Spécificités des hydrocarbures « non conventionnels »

La classification décrite ci-dessus ne concerne que les hydrocarbures « conventionnels », c’est à dire  accumulés dans un réservoir à la faveur d’un piège. Sont regroupés sous le terme « non conventionnels » tous les hydrocarbures naturels (pétrole ou gaz naturel) dont l’accumulation n’est pas liée à la présence d’un piège et pour lesquels l’exploitation diffère des méthodes conventionnelles :

  • Les sables bitumineux et asphaltiques (oil sands, tar sands)
  • Le pétrole de roche mère (shale oil).
  • Le gaz de charbon (coal bed methane).
  • Le gaz de fond de bassin (basin centered gas)

 

Les méthodes classiques d’évaluation de réserves ne s’appliquent pas à ces fluides dont le périmètre d’extension et donc le volume ne peuvent-être définis précisément et dont le taux de récupération n’est pas contraint par manque d’analogues matures.

A ce stade, les seuls chiffres crédibles sont les volumes produits. Dans les périmètres en production, il est difficile de parler de réserves et les valeurs de ressources contingentes paraissent être les seules à retenir. En effet, les critères économiques de cette activité ne sont pas encore stabilisés et donc la commercialité des volumes disponibles varient rapidement au cours du temps. Aux Etats Unis  par exemple, le prix du gaz naturel a été divisé par quatre en quelques années,  ce qui a entraîné l’arrêt des productions les moins rentables. En ce qui concerne, les ressources prospectives, les incertitudes sont énormes car les connaissances géologiques locales sont souvent très  parcellaires et l’efficacité des technologies de production n’est pas  calibrée en ce qui concerne par exemple les pétroles et gaz de roche mère et le gaz de charbon.

Néanmoins,  des volumes limités de pétrole contenus dans des sables bitumineux nord-américains ont été récemment introduits dans les bilans mondiaux de réserves. Compte tenu de la spécificité de ces exploitations et des volumes considérables qu’ils représentent, il est nécessaire de vérifier si les bilans présentés prennent ou non en compte ces volumes particuliers.

 

Volumes complémentaires

Pour ce qui est des hydrocarbures liquides, il faut signaler l’apport, à ce jour hors bilans,  des productions de « pétrole synthétique » issu de processus actifs ou à venir : BTL (biomass to liquids), GTL  (gas to liquids), CTL (coal to liquids), STL (shale to liquids) ou HTL (hydrogen to liquids).

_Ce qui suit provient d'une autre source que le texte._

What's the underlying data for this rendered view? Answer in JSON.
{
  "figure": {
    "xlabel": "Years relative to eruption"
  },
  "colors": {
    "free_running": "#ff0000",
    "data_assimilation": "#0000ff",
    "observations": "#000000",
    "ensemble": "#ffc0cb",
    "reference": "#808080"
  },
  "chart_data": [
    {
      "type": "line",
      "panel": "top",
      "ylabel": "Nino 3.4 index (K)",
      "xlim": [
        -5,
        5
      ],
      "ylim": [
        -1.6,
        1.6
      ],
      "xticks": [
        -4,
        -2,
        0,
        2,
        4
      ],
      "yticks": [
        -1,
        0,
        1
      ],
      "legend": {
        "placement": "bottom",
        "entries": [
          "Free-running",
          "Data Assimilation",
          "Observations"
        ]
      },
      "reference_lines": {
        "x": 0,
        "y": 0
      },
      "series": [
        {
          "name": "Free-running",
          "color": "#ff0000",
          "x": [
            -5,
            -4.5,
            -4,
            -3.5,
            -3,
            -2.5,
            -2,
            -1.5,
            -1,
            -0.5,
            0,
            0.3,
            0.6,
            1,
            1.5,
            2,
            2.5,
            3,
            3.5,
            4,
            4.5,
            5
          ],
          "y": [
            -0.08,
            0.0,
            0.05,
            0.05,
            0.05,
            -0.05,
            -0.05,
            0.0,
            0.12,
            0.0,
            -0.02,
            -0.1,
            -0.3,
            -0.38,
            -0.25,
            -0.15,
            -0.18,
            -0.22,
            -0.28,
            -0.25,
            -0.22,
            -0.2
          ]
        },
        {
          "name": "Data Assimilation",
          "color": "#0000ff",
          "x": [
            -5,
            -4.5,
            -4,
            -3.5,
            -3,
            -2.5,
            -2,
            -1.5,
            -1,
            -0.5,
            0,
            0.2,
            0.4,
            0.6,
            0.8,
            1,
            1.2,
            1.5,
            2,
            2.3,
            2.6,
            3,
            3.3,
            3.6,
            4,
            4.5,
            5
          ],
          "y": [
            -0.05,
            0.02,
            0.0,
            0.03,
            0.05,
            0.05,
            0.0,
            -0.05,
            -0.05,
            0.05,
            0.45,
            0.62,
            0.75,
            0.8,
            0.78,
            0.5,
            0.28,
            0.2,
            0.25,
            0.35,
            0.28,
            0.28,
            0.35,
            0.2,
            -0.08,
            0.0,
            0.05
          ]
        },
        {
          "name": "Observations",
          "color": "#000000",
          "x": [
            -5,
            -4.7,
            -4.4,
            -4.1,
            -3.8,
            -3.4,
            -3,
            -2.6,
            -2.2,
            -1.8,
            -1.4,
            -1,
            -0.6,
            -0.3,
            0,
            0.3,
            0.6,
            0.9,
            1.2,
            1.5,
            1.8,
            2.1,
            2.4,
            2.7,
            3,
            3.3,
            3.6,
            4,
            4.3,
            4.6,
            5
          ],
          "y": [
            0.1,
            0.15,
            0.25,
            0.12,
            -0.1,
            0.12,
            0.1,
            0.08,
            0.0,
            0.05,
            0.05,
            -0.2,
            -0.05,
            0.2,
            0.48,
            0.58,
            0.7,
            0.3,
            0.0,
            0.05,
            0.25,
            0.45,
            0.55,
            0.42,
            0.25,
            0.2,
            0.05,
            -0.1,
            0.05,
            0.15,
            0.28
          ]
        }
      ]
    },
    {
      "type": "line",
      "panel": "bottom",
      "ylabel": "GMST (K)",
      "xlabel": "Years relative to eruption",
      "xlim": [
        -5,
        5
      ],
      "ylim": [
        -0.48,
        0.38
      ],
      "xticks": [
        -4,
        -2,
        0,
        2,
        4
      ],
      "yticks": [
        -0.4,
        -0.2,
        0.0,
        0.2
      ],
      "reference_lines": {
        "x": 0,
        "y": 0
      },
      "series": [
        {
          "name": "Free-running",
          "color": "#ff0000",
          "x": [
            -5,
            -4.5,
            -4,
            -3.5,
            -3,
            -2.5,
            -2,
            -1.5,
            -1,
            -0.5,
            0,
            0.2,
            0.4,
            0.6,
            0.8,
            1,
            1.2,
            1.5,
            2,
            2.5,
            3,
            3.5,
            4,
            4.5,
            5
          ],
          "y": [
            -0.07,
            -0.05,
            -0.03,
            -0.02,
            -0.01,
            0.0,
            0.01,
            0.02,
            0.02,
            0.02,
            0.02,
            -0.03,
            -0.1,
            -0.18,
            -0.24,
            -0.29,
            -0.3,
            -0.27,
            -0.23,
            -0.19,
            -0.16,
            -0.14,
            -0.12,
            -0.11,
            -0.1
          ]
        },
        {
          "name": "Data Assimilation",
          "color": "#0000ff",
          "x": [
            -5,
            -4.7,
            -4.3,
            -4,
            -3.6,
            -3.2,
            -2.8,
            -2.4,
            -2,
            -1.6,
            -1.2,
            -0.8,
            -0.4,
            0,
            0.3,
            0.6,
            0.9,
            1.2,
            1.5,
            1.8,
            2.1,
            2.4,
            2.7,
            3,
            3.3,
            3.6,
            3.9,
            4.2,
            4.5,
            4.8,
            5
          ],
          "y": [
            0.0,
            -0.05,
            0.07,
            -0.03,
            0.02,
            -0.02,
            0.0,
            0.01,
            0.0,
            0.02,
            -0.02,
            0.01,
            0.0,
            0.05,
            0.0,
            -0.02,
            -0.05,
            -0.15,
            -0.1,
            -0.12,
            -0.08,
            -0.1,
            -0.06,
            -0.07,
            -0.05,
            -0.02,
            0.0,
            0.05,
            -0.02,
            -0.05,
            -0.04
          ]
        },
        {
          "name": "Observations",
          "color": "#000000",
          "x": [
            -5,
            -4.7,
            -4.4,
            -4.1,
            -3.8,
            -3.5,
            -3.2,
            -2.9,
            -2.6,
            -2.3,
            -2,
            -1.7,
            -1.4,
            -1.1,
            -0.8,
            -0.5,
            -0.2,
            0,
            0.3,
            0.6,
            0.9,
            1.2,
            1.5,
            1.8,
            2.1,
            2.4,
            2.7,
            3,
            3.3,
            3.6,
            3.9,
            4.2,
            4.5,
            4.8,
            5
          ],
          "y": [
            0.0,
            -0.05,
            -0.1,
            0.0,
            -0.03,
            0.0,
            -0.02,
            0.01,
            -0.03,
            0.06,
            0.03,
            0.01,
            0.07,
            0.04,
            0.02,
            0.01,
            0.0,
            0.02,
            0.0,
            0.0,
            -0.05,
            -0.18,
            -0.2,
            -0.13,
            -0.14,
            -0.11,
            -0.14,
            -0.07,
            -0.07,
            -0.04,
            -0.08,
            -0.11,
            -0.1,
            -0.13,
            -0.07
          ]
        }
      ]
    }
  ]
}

Dans le champ des ressources prospectives de gaz , on peut citer les hydrates de gaz. Ces hydrocarbures, qui représentent des volumes de ressources prospectives énormes mais très mal définis, ne sont pas pris en compte car les  processus de production ne sont pas encore maîtrisés et sont éloignés des critères économiques retenus par l’industrie. Néanmoins,  on notera que les japonais ont procédé, en 2013, à la première production « longue durée » de ce type d’hydrocarbures ce qui peut laisser envisager une évolution dans la gestion de ces ressources à terme.

 

Conclusion

A ce jour les chiffres les plus crédibles de réserves d’hydrocarbures correspondent à une quarantaine d’années de consommation mondiale au rythme actuel pour le pétrole et à plus de 60 ans pour le gaz.

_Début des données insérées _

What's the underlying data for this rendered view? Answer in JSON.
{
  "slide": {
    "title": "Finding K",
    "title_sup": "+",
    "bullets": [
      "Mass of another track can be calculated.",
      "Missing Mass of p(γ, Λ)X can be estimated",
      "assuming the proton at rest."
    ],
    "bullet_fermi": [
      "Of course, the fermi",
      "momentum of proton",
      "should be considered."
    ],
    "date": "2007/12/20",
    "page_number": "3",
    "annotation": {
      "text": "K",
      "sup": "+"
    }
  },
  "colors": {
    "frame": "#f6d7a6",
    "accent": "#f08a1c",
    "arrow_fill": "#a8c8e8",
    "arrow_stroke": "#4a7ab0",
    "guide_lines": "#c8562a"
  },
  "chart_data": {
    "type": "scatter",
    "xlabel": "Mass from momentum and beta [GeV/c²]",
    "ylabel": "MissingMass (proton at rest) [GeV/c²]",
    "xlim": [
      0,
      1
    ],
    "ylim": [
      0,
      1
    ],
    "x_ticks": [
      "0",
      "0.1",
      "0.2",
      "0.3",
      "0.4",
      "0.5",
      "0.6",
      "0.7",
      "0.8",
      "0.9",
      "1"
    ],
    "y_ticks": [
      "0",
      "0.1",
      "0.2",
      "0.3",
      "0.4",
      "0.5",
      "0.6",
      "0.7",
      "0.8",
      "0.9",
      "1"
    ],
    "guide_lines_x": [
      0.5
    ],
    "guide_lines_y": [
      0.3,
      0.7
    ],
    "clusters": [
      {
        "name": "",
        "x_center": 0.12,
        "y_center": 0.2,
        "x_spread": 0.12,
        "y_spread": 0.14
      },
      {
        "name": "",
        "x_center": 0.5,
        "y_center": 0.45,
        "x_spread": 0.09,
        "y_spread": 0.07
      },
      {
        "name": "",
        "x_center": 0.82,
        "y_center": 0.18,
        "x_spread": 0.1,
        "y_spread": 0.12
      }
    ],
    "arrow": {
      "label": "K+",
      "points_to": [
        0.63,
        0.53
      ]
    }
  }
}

Mais les variations liées à des critères techniques, technologiques, économiques, contractuels ou  politiques  ont des impacts directs sur le calcul des réserves qui est parfois déconnecté de la présence physique des volumes en terre.

A ces limites, s’ajoutent les variations liées aux erreurs ou approximations dans les processus de consolidation.

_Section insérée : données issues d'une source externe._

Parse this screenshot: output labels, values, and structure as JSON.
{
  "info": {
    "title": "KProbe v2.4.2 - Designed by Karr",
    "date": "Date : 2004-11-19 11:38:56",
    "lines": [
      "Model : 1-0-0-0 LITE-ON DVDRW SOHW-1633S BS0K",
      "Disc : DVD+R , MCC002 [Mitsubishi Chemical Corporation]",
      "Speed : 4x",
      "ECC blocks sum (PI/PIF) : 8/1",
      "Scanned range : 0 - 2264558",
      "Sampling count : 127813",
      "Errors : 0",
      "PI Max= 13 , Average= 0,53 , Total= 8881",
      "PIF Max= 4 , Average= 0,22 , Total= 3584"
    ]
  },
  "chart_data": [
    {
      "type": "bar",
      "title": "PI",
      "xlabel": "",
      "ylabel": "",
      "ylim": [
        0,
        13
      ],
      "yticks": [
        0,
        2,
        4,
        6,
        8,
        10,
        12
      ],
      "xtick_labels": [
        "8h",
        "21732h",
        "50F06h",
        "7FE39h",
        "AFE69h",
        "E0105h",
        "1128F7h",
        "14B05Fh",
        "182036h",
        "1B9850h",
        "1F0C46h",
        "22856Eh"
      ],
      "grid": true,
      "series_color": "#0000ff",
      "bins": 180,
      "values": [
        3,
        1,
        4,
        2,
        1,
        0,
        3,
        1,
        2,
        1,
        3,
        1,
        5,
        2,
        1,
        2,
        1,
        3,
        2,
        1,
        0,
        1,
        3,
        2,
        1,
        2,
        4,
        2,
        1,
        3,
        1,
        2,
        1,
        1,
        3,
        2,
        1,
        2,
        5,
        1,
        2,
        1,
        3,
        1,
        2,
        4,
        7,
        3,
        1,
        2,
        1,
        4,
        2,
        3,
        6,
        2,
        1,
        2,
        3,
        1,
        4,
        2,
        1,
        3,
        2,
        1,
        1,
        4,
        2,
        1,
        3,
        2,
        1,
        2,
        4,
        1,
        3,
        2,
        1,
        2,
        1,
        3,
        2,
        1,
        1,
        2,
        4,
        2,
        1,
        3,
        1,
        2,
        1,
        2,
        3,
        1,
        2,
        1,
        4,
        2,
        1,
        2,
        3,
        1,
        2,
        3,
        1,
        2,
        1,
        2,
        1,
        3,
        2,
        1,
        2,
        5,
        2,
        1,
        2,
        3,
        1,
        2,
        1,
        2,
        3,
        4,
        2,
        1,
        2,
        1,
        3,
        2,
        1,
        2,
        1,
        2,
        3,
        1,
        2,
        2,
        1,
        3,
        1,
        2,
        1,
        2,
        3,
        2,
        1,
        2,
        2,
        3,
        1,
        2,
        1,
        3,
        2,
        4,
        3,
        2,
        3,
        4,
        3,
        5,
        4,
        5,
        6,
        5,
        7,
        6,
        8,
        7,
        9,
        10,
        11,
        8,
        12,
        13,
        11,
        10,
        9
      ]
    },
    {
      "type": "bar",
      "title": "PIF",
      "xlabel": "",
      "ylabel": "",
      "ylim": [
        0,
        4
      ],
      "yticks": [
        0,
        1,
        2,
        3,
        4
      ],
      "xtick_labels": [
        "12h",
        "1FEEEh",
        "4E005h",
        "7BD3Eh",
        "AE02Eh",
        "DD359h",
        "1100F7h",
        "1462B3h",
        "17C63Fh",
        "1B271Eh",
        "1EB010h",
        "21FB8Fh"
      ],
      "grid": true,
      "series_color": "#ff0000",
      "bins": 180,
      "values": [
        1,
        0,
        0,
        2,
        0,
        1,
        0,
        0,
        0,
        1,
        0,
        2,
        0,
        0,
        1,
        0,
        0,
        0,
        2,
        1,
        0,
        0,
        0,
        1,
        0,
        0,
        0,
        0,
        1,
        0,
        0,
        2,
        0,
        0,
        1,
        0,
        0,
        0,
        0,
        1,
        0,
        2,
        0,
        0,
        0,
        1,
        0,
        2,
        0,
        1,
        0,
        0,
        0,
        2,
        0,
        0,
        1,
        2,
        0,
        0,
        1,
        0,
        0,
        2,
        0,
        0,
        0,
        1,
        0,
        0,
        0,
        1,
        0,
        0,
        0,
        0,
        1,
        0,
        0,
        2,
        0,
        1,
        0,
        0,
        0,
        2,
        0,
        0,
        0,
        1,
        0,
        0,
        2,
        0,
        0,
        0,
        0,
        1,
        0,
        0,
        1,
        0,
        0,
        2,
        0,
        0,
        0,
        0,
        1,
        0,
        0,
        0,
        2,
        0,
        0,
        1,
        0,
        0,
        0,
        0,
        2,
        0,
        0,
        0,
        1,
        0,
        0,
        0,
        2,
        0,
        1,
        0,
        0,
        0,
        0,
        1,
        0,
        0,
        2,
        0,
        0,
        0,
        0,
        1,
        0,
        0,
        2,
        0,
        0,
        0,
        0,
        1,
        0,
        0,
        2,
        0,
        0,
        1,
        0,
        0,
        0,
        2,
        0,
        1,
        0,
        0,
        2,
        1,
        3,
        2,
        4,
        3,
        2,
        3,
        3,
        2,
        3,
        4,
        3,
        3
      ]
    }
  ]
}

Par ailleurs, les volumes associés aux hydrocarbures « non conventionnels » et « synthétiques » ne sont pas ou peu pris en compte bien qu’ils soient perçus comme significatifs.

Il est donc difficile de présenter un bilan précis des réserves et ressources mondiales en hydrocarbures et de fait d’en tirer des perspectives pour les décennies à venir.